In welcher Hinsicht ambitionierter?

Die Geschichte spannt dieses Mal einen noch größeren Bogen, das Tempo ist ein anderes. Sowohl erzählerisch als auch visuell noch ausgeklügelter und komplexer, was nicht zuletzt in der Bildgestaltung und bei den Spezialeffekten noch anspruchsvoller war als beim ersten Film. Ich würde es so ausdrücken: Teil eins war die Vorspeise, jetzt folgt das Hauptgericht. Mein Anspruch war, in jeder Hinsicht noch eins draufzusetzen – und dabei entwickelte ich eine gewisse Dickköpfigkeit. Der Ritt auf einem Sandwurm ist dafür nur eines von vielen Beispielen. Überhaupt die Wüste! Bei „Dune“ haben wir ungefähr 30 Prozent des Films in Jordanien gedreht. Dieses Mal waren es deutlich mehr Szenen, nun in Abu Dhabi.

Für die Szenen mit den Sandwürmern zeichnete dieses Mal auch Ihre Ehefrau verantwortlich, der Sie den Dreh dieser Sequenzen größtenteils übertrugen. Fiel Ihnen als Perfektionisten das schwer?

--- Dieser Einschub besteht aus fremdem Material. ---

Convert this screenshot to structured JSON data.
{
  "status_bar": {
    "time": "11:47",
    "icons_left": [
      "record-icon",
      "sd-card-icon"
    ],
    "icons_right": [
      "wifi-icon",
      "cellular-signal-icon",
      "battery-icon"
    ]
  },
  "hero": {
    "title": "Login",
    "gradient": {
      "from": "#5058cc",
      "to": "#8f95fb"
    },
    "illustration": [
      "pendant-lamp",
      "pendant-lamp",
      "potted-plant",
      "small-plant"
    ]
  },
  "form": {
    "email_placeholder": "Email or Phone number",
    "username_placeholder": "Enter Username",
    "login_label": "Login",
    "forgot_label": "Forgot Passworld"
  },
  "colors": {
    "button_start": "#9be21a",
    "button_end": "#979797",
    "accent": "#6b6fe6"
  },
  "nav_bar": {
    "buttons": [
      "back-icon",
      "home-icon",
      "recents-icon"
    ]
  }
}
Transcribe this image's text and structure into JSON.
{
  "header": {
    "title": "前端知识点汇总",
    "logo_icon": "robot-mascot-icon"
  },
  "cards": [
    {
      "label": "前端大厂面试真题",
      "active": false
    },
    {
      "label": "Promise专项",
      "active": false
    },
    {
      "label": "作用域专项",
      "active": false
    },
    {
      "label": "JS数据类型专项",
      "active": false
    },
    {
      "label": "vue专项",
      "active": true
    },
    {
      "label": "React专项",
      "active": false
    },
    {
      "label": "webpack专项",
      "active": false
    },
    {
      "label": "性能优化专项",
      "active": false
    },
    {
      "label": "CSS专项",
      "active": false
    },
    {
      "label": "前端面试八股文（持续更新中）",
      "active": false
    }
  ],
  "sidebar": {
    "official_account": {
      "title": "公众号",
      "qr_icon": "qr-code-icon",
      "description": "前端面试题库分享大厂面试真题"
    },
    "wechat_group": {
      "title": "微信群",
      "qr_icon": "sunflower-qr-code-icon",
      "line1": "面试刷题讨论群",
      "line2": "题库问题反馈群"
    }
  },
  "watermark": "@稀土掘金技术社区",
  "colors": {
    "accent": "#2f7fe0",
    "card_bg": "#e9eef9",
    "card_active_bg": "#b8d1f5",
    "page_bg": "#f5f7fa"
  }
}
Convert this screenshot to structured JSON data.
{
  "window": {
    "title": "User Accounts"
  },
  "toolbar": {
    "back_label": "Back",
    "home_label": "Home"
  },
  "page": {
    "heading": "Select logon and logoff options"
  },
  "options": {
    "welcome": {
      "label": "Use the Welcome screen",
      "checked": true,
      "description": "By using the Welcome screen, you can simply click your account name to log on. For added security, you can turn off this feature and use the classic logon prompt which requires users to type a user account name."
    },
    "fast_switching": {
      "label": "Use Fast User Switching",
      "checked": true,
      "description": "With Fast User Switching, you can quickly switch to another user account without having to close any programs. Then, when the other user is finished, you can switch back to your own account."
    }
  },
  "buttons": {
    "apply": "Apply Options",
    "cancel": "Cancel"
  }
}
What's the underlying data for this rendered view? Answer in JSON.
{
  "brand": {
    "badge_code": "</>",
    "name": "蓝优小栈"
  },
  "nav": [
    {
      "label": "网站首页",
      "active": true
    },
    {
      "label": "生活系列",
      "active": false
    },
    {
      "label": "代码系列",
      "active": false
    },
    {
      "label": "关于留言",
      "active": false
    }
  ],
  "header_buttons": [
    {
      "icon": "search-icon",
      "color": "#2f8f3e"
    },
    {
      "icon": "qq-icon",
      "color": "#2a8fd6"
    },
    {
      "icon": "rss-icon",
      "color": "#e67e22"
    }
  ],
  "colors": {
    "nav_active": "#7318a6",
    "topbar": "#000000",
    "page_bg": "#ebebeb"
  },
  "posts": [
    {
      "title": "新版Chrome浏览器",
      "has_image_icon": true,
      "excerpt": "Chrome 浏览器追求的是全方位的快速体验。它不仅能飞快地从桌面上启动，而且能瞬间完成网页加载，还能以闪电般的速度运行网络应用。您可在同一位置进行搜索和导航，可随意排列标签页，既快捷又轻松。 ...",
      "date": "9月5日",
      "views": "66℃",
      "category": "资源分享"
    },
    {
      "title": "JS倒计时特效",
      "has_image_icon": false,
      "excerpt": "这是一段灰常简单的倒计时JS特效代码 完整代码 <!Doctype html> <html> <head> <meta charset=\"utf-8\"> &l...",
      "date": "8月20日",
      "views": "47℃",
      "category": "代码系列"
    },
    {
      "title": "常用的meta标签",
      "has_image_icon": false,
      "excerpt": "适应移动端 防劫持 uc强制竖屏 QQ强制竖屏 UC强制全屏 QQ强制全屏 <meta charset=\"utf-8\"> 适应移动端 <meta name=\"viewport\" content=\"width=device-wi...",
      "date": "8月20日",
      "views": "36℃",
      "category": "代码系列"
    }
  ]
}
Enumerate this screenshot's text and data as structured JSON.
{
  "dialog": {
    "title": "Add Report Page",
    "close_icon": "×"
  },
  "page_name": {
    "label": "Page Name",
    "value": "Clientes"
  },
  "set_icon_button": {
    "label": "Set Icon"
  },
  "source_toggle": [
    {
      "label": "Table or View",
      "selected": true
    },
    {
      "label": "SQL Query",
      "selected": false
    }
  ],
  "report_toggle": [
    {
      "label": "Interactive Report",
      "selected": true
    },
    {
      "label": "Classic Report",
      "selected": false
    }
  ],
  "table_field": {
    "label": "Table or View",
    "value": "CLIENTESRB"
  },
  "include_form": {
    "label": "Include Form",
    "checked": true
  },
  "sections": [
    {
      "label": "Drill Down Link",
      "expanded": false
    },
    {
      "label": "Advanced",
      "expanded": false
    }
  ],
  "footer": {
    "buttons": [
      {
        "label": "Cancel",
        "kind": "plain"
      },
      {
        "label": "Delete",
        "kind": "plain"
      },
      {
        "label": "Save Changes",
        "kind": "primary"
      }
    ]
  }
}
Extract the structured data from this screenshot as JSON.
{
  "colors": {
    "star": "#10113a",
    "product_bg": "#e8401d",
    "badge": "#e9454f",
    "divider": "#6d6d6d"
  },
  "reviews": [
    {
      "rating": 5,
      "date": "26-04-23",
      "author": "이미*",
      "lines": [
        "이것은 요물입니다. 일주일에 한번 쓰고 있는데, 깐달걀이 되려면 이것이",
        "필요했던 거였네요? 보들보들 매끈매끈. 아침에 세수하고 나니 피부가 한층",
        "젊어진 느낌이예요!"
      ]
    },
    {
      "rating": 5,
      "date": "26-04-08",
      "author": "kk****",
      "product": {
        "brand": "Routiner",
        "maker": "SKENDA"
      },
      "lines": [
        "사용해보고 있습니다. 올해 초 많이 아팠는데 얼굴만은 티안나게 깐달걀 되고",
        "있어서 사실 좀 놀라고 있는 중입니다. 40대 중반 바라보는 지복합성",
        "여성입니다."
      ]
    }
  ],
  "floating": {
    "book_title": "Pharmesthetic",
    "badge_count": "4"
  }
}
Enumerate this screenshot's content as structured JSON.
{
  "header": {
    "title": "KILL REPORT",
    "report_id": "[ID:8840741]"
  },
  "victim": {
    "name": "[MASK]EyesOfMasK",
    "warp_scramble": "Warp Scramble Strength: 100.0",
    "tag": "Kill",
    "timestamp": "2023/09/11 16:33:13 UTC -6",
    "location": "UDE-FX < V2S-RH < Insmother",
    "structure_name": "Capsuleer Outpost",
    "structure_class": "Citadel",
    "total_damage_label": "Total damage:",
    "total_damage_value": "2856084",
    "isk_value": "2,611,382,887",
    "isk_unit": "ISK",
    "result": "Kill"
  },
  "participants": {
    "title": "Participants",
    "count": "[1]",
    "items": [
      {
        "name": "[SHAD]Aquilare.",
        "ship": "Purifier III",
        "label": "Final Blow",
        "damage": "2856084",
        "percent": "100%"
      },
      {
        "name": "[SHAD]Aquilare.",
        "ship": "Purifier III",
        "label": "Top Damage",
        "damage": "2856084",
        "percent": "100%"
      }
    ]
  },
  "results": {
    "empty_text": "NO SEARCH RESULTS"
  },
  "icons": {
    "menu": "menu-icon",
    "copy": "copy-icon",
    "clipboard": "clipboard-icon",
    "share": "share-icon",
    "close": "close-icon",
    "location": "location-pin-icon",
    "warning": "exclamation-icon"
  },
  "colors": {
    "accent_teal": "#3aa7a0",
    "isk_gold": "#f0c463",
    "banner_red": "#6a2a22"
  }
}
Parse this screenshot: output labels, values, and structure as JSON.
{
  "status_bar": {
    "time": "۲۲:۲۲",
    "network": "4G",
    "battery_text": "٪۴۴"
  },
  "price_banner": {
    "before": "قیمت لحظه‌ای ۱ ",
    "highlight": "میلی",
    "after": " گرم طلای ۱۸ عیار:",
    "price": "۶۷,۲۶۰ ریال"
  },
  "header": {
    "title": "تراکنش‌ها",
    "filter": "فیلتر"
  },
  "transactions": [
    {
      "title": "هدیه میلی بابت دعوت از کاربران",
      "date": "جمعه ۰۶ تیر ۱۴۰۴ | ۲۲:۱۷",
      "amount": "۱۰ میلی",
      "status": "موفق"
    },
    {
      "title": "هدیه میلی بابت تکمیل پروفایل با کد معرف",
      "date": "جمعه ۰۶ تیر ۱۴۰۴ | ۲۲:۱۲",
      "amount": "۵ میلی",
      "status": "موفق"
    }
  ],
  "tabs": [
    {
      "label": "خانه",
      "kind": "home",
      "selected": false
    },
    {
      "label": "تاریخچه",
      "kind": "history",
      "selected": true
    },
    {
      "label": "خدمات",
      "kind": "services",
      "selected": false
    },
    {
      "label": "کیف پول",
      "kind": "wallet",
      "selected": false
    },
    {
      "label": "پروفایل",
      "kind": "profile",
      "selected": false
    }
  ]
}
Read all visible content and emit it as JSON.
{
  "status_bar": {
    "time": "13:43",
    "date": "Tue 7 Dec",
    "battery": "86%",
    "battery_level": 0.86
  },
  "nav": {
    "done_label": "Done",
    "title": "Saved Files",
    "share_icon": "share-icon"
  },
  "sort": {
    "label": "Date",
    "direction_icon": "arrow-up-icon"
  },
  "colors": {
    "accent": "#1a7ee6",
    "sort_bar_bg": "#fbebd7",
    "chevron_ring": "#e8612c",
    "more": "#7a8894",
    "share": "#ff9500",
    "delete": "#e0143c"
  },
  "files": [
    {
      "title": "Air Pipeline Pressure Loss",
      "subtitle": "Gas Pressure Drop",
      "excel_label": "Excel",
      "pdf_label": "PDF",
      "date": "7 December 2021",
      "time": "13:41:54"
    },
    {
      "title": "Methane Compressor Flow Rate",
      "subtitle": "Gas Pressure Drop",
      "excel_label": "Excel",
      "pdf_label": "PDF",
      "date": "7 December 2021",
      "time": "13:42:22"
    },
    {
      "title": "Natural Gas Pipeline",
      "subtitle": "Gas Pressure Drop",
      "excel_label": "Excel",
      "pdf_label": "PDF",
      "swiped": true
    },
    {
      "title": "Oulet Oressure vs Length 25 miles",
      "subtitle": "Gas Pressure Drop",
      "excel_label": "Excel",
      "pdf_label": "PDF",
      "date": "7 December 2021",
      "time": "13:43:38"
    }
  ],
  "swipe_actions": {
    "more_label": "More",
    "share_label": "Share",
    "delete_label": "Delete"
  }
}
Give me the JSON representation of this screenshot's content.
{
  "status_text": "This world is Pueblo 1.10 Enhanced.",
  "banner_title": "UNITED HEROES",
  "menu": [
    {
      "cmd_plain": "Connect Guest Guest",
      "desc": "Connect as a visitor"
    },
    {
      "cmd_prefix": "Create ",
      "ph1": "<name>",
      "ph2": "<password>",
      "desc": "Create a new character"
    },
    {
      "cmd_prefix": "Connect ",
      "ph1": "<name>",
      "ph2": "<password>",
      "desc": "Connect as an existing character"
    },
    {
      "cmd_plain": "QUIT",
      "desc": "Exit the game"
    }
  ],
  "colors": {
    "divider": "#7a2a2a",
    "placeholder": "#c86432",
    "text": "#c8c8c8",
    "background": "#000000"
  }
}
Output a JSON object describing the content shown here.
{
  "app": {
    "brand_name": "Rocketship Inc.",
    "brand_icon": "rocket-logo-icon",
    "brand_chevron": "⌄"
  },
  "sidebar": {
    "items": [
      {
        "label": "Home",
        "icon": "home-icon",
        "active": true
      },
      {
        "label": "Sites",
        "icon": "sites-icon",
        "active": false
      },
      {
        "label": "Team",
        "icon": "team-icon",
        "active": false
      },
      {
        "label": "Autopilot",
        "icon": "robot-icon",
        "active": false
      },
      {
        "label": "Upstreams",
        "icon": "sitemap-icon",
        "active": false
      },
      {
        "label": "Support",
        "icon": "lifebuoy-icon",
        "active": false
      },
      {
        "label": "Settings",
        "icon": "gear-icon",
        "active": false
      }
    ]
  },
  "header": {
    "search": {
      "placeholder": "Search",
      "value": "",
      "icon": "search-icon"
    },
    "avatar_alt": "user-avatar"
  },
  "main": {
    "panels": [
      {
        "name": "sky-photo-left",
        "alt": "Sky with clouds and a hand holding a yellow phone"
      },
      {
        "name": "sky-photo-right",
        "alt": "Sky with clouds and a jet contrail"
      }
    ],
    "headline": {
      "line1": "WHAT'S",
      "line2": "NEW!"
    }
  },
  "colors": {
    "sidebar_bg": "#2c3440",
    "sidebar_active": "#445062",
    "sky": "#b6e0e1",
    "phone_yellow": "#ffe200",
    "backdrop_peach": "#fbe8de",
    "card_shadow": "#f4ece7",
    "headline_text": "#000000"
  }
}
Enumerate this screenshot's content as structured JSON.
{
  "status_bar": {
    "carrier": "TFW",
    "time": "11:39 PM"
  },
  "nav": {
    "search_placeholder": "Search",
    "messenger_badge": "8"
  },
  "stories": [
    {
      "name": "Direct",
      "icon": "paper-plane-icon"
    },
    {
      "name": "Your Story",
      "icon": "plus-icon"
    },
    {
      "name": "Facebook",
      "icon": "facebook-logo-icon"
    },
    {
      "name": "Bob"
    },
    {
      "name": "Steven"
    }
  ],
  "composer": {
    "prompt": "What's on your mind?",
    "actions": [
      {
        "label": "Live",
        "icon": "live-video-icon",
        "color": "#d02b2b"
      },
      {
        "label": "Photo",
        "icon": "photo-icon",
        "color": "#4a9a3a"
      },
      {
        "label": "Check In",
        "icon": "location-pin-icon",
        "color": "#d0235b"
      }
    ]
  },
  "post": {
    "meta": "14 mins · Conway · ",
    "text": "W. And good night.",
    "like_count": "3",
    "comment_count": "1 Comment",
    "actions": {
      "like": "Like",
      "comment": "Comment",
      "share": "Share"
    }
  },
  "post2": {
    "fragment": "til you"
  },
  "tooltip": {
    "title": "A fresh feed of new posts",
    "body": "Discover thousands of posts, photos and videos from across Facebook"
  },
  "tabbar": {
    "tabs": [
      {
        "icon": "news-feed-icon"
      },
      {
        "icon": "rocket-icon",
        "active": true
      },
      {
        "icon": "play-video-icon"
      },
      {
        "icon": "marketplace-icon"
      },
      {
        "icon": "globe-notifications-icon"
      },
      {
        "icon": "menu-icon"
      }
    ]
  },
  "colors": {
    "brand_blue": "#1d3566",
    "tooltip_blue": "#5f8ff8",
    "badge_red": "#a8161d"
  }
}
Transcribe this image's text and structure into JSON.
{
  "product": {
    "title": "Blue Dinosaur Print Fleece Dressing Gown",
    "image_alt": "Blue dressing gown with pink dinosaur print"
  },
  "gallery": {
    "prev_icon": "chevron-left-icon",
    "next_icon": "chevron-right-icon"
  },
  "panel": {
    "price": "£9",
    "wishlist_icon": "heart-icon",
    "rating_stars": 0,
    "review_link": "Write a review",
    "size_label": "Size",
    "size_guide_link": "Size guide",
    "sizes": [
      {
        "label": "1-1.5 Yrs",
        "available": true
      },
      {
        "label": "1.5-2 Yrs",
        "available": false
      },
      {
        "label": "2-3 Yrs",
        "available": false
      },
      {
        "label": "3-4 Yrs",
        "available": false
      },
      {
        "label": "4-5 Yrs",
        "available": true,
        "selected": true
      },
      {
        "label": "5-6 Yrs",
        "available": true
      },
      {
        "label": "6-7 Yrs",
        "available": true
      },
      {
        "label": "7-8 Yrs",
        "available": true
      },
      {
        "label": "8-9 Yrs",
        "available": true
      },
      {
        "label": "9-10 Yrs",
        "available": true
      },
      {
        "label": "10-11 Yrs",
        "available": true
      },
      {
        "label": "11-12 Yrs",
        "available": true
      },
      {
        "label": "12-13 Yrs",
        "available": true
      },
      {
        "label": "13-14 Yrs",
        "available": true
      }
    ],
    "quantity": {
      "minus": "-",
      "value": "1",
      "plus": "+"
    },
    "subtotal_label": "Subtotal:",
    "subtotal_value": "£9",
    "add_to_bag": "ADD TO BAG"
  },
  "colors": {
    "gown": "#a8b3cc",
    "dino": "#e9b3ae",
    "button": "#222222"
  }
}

Nein, denn ohne sie hätte ich es nicht geschafft. Und Tanya ist nun einmal nicht irgendwer, sondern meine Frau. Sie verbringt ohnehin sieben Tage die Woche rund um die Uhr mit mir und meinen Projekten. Wir lernten uns beim Dreh zu meinem Film „Arrival“ kennen, danach hat sie mit mir bei „Blade Runner 2049“ und dem ersten „Dune“-Film zusammengearbeitet. Niemand kennt mich und meine Vision so sehr wie sie. Das heißt nun nicht, dass es vollkommen unkompliziert war, die Verantwortung für gewisse Teile des Films an sie abzutreten. Wir waren selbst anfangs äußerst skeptisch, ob das alles so klappt, wie wir uns es vorstellten.

Gab es Krach?

Zum Glück funktioniert die Kommunikation zwischen uns auch im Job auf enorm harmonische und einzigartige Weise. Abgesehen davon ist Tanya eine wahnsinnig talentierte Filmemacherin – und genauso dickköpfig und perfektionistisch wie ich. Ihre Aufnahmen waren genau das, was ich im Kopf hatte, und nicht selten sogar noch besser. Die Arbeit an diesen Sandwurm-Szenen nahm wirklich mehrere Wochen in Anspruch, das hätte ich alleine parallel zu allem anderen nicht geschafft. Aber mit jemand anderem als ihr hätte ich das so nicht gemacht, dazu gebe ich wirklich zu ungern Verantwortung ab.

Muss man als Regisseur bis zu einem gewissen Grad Egomane sein?

Vermutlich. Im Grunde ist das ja ein ziemlich anmaßender Beruf. Man darf Millionen von Dollar dafür ausgeben, um Bilder auf die Leinwand zu bringen, die man sich ausgedacht hat. Ich habe nicht das Gefühl, dass ich da eine andere Wahl habe, als stur und so perfekt wie möglich das umzusetzen, wofür man mir das Geld gegeben hat.

„Dune: Part Two“ bietet nicht nur mehr Action, auch die Romanze zwischen den von Timothée Chalamet und Zendaya verkörperten Figuren nimmt einen größeren Raum ein. Wie fanden Sie die Balance zwischen diesen beiden Elementen der Geschichte?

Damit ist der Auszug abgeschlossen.